A experiência de se estar na escola não se traduz somente pelas representações que a “forma escolar” nos traz como registro, ou seja, corpos sentados, imóveis e passivos, vendo e ouvindo por horas um professor apropriado do saber, transmitindo conteúdos escolares. É certo que muito disso ainda aconteça, no entanto, há também a convivência com os pares, seus prazeres e conflitos; a hora do recreio, para brincar ou jogar; as mudanças de espaços para as aulas de movimento, música, artes; os cheiros e mau-cheiros; os sabores e dissabores de viver e aprender junto a seus semelhantes em um meio social plural.
Porém, diante da necessidade de fazer a escola em casa, a criança ficou sob a tutela da família para as situações de aprendizagem escolar, deixando pais e professores confusos sobre como, quando e quanto cobrar de seus filhos e alunos.
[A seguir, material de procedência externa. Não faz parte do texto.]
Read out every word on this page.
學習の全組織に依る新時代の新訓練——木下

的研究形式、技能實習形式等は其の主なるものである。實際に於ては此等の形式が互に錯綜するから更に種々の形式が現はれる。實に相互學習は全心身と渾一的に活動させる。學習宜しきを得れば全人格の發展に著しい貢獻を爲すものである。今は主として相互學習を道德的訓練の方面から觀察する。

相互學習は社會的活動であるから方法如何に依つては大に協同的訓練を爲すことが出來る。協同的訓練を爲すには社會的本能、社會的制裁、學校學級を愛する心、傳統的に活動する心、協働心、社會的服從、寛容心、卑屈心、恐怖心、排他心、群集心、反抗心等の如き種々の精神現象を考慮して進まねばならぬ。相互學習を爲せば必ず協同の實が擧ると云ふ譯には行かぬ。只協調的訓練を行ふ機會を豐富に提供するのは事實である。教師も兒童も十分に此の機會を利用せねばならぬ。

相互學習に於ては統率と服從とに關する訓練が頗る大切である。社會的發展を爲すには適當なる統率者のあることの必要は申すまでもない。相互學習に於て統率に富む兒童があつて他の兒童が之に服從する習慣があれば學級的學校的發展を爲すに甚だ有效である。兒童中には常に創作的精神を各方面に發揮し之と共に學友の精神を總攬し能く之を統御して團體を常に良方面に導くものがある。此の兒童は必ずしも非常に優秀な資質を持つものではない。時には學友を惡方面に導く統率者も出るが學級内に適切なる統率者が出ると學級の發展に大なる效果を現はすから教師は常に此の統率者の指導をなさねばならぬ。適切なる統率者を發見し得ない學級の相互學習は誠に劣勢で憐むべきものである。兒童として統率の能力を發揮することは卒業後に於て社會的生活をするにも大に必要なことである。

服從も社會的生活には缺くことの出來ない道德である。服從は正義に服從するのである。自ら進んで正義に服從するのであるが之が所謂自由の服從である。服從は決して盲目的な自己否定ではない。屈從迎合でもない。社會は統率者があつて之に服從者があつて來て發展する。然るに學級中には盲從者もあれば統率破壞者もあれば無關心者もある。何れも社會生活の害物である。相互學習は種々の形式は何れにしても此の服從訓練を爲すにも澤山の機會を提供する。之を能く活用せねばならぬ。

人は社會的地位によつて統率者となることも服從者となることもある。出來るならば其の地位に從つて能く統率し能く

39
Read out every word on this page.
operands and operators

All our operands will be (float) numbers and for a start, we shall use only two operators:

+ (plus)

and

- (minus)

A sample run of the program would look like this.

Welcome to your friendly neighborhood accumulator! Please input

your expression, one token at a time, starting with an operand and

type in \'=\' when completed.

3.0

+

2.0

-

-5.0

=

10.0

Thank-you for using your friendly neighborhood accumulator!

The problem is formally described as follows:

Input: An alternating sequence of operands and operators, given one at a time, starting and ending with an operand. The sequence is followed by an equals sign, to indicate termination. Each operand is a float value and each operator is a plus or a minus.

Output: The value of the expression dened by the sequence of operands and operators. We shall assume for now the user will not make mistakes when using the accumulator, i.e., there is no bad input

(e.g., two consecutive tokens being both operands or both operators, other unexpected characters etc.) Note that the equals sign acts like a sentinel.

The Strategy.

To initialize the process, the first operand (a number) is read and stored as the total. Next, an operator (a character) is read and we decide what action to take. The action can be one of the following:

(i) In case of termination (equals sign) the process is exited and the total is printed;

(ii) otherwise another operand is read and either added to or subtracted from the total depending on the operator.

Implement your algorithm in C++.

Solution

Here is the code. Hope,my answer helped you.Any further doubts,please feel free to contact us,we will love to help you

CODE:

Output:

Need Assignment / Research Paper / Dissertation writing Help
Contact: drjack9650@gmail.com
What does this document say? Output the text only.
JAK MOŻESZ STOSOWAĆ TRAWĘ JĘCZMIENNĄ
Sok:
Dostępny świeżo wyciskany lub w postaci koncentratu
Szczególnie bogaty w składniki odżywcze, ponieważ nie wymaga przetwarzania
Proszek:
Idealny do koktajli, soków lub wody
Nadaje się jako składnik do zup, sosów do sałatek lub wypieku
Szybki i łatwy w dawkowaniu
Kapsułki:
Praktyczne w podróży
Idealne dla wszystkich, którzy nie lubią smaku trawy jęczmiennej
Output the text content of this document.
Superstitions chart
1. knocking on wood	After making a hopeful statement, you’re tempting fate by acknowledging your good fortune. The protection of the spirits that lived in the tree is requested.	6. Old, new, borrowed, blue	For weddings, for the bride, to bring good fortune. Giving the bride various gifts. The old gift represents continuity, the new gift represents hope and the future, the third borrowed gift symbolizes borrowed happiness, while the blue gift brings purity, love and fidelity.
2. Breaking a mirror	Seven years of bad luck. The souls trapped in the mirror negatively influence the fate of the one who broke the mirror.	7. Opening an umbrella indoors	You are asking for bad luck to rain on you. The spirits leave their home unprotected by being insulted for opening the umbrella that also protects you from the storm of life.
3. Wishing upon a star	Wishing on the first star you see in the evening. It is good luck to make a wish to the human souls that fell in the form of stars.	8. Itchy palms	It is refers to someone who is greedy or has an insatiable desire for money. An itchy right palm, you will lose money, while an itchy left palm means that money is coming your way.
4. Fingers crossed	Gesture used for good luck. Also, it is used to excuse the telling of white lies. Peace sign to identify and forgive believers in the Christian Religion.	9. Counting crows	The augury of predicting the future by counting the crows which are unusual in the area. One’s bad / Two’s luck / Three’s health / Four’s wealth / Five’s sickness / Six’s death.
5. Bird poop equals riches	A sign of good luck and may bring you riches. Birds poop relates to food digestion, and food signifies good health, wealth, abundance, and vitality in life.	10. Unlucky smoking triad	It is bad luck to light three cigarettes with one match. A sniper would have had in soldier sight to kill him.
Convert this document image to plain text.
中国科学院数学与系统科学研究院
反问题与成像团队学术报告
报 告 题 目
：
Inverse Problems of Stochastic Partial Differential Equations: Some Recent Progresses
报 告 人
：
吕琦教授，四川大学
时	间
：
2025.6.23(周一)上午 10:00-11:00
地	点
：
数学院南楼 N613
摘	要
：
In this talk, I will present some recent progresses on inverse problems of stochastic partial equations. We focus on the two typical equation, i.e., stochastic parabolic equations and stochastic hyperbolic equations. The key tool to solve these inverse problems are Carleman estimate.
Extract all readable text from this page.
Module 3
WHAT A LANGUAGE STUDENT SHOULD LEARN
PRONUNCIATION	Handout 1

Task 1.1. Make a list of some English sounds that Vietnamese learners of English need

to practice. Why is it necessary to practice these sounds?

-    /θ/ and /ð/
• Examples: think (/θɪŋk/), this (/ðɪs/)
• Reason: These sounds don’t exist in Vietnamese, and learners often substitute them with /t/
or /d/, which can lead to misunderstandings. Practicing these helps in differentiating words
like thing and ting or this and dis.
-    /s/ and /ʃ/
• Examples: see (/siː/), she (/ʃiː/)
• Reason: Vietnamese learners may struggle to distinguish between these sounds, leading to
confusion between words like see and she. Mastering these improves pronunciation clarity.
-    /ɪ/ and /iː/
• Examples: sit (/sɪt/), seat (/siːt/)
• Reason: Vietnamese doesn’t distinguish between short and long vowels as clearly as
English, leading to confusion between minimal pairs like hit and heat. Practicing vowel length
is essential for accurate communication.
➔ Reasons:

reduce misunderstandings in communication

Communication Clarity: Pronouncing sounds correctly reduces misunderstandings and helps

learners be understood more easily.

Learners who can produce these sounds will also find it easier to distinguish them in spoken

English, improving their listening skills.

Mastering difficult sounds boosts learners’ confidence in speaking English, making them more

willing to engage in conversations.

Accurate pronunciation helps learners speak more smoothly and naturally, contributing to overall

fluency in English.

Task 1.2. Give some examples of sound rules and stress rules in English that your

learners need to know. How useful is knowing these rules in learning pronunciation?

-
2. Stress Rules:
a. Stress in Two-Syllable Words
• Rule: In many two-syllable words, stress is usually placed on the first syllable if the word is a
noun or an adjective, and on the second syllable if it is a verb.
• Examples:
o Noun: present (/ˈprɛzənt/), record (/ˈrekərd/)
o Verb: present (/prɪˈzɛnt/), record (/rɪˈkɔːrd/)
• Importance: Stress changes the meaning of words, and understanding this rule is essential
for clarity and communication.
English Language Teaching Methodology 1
Nesse momento, a representação mais perversa da escola se sobrepôs às memórias de prazer. A “forma escolar” na escola remota se transformou em horas de tela; tarefas sem fim; cobrança de um corpo imóvel; falta da mediação imediata do professor, subvertido em estratégias virtuais para manter a atenção e o interesse das crianças. Estas, sem corpos; imagens de cabeças que se agitam, como se pudessem pular a janela da tela e chegar a escola que “ainda” se lembram. Aquela escola é que tinha graça…
Corpo em movimento nas aulas remotas
Como levar para a escola em casa um pouco da “graça” que a presencial favorece? Como beneficiar a experiência do corpo em movimento, as brincadeiras e o prazer das trocas com os amigos? A partir desses interrogantes nasceu o desafio de fazer as aulas de Educação Física infantil remotas, interagindo diretamente com as crianças. A ideia foi criar intervalos com brincadeiras corporais e simbólicas entre as aulas com conteúdos curriculares.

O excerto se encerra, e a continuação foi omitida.